Três Pontos Macho não sabe se comportar nem se a mulher é a melhor do mundo

Macho não sabe se comportar nem se a mulher é a melhor do mundo

Ada Hegerberg é a melhor boleira do mundo, mas recebeu em troca um pedido para rebolar. Quando vamos parar de passar vergonha?

Ada Hegerberg: ela é a melhor jogadora do mundo, só isso

Ada Hegerberg: ela é a melhor jogadora do mundo, só isso

David Ramos/Getty Images - 24.5.2018

Ada Hegerberg tem 23 anos e é um fenômeno do futebol. Isso deveria ser de domínio público, mas o mundo quadrado e machista da bola redonda impede que esses dados cheguem a você.

Não importa como ela se veste e qual sua aparência, mas o que ela joga. São três títulos de Liga dos Campeões e quatro campeonatos franceses pelo Lyon. Nem Juninho Pernambucano, maior astro do clube na primeira década dos anos 2000, chegou a esse feito continental. São 92 jogos em cinco temporadas e incríveis 116 gols, uma média de 1,26 gol por partida.

Ada foi premiada pela revista France Football na segunda-feira (3) como a melhor do mundo, mas o assunto foi abafado pelo comportamento inadequado do anfitrião do prêmio Bola de Ouro, o DJ Martin Solveig. Ele pediu que Ada rebolasse, o que ela não concordou.

Solveig fez essa relação porque o mundo ainda está acostumado a passar pano para esse tipo de comportamento de macho. Ele é o espelho de um grupo que ainda vê a mulher por seus dotes físicos e não por sua habilidade, técnica e talento. Ele não soube lidar com uma mulher loira e jovem que recebia o primeiro prêmio da revista francesa para a melhor do mundo.

Ele certamente não faria isso com um homem, como não fez com Modric, o croata eleito o melhor do mundo. As mulheres podem rebolar; os homens, não.

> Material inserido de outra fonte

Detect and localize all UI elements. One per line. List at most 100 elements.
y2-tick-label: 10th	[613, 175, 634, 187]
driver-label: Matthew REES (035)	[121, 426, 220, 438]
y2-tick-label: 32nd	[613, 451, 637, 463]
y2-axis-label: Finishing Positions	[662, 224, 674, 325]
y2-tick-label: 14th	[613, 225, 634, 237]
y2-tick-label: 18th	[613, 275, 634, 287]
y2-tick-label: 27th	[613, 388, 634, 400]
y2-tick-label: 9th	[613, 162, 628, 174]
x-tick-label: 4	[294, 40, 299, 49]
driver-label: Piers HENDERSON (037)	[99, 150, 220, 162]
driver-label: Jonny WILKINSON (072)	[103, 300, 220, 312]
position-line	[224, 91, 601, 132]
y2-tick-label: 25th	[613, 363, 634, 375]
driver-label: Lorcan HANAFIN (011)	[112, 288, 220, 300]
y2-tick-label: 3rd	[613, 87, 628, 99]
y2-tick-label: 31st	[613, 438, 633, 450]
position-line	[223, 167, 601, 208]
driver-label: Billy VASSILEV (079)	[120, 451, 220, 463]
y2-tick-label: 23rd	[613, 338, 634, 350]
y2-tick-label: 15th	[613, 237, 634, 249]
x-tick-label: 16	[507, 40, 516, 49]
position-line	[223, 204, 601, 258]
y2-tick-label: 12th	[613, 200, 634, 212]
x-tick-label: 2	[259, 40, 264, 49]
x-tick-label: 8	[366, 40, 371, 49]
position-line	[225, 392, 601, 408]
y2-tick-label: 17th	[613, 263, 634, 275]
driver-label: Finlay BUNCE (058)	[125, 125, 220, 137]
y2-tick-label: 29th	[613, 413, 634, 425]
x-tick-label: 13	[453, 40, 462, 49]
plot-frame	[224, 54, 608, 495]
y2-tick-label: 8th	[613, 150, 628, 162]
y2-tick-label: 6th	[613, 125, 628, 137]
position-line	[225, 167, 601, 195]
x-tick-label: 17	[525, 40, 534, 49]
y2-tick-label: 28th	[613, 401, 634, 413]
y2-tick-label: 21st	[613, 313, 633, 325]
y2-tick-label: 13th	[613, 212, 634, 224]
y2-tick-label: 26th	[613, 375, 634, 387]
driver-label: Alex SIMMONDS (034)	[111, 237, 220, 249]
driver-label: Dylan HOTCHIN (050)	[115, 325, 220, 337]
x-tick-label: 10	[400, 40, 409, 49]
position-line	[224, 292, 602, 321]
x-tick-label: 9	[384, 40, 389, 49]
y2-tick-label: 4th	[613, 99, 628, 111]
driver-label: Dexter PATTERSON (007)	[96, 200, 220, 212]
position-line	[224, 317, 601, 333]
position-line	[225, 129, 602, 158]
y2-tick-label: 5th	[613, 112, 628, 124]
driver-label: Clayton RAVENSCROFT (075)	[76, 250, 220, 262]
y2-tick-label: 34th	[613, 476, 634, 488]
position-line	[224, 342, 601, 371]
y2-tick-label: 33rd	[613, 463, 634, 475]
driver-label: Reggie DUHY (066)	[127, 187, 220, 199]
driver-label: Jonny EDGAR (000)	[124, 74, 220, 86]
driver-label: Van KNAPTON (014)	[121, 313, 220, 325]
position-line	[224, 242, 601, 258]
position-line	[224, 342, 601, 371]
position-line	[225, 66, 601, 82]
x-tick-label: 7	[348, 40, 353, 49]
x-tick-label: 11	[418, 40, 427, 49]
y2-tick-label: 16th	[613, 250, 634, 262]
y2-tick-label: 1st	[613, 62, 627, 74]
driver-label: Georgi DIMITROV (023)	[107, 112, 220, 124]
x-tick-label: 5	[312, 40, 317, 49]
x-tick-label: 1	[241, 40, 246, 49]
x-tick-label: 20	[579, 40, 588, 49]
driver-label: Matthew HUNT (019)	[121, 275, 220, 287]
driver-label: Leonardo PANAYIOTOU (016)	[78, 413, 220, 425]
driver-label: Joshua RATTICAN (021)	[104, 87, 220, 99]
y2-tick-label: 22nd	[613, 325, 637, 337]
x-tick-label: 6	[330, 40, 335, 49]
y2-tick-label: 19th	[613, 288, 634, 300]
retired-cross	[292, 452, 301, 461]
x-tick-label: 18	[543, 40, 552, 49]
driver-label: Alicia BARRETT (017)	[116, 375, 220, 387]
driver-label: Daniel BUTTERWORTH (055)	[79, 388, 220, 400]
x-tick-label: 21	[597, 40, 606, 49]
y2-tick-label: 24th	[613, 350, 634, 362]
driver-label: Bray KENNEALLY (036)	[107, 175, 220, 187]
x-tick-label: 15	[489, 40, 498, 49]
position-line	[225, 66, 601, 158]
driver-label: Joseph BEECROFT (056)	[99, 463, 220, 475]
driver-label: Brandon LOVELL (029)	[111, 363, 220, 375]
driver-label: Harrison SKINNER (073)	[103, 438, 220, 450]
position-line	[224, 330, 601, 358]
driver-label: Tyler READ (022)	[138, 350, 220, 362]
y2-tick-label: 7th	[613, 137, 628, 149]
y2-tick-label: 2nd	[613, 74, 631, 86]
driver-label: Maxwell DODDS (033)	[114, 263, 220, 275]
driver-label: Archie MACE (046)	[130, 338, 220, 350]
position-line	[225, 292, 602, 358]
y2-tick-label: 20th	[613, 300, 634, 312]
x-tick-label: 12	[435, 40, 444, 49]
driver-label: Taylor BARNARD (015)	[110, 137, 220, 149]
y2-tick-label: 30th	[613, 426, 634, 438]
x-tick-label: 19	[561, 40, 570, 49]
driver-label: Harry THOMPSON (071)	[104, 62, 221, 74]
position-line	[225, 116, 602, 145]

O DJ não está sozinho nesse mundo que vê as mulheres sempre de maneira sexualizada. Já reparou como nunca ninguém se referiu à seleção de vôlei masculina como a dos “garotões” da modalidade, mas a feminina sempre será a das “meninas”? Ou na diferença de tratamento entre os gigantes homens do tênis e as mulheres? Que, a cada competição, uma musa será eleita e nenhum atributo profissional será considerado nessa escolha?

Não adianta pedir desculpas, como Solveig fez horas depois. O mundo está se transformando, permitindo que mulheres digam não como fez Ada logo após o pedido. Crianças já questionam porque apenas homens têm destaque no competitivo mundo do futebol. Essa estrutura que estamos acostumados começou a ruir — e reforço: ainda bem.

A cada provocação, a cada oportunidade que uma mulher for rebaixada a um brinquedo de satisfação masculino, elas vão responder da mesma forma como fez a norueguesa. Vão dizer não, sem nenhum obrigado.

E, a propósito, você já viu como a Ada joga?